I don’t want to like this stuff, but man it’s cool.

I fire up my gas powered auger and drill holes faster than a pocket gopher. I then get out my portable sonar locator and check the depth to try to catch my GPS lying to me. It never has.

If you look closely at my unit’s screen you see a black line at the top of the column. That’s the bottom of the ice, about two feet thick. Then there is a super thick band just shy of the ten foot mark.  That’s the bottom of the lake. Below that is just a false echo line.

That skinny, single black line just above the thick one is my lure and bait.  The trick is to get a double thick mark to show up out of nowhere and merge with that single mark.

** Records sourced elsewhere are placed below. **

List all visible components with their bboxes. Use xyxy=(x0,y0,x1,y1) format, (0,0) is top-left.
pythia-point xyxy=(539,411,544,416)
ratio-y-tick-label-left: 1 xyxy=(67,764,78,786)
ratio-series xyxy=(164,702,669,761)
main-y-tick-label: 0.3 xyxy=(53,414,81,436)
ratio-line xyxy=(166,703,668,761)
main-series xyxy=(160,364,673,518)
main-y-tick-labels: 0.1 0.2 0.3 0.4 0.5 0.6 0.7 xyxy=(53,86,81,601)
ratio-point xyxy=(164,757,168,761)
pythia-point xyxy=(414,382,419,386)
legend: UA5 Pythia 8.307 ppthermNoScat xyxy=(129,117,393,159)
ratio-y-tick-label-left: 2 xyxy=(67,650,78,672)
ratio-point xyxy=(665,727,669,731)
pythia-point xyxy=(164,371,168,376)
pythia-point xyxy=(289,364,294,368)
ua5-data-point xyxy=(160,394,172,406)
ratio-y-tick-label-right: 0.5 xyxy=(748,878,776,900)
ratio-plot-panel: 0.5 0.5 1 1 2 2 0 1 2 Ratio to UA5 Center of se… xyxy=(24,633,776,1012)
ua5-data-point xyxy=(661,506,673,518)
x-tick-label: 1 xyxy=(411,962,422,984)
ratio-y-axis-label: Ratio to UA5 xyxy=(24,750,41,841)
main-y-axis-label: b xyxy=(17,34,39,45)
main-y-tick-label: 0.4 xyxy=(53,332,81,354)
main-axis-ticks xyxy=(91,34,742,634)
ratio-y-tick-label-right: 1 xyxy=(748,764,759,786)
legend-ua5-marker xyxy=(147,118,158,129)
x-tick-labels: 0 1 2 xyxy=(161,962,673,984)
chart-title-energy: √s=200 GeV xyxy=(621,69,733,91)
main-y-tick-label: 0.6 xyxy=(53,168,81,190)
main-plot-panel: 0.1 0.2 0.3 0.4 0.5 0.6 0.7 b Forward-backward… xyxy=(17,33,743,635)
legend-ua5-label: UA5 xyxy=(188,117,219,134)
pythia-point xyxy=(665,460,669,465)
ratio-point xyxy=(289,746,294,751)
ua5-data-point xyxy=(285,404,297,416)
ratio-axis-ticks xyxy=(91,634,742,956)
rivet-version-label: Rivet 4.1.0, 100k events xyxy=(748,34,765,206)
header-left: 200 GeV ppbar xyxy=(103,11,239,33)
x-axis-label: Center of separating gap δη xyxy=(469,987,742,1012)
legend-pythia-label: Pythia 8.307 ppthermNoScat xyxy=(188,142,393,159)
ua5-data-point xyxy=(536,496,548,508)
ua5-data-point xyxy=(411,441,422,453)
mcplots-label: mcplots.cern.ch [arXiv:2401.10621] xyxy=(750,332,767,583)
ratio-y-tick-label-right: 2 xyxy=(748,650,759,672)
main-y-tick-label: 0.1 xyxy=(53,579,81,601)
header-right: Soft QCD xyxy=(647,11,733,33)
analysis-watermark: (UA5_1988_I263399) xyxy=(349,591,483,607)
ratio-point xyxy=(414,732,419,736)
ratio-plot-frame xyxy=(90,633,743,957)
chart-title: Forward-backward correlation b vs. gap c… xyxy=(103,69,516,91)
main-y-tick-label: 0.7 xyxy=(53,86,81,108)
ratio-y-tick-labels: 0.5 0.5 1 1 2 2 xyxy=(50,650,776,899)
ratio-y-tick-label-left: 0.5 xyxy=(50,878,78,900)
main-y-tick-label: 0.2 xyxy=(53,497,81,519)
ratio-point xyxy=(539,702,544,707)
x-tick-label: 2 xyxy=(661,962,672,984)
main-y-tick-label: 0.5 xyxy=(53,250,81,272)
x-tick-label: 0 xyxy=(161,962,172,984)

What does that mean? Two golden walleye fillets, lightly breaded in a bubbling bath of 475 degree peanut oil!

Now does it work? Well, you judge.

If you’ve seen a more obese yellow perch than that, I guess I would have to eat it.

As it turned out, the two lines merged often enough that we caught a limit of walleye for all three of us. With several mongo perch, to boot, that would have made the record books if they hadn’t tested positive for steroid use.

Three happy soldiers folded up camp and turned the trucks south after another successful campaign on Red Lake. There’s a month left to go on the walleye season, and if I can locate a corn-cob pipe, I Shall Return!… again.


P.S. I know many of you have been wondering on the price tag for all this. Some of you may even be male. Fishing legend, Koos Brant, captured my fears best.

My biggest worry is that my wife (when I’m dead) will sell my fishing gear for what I said I paid for it.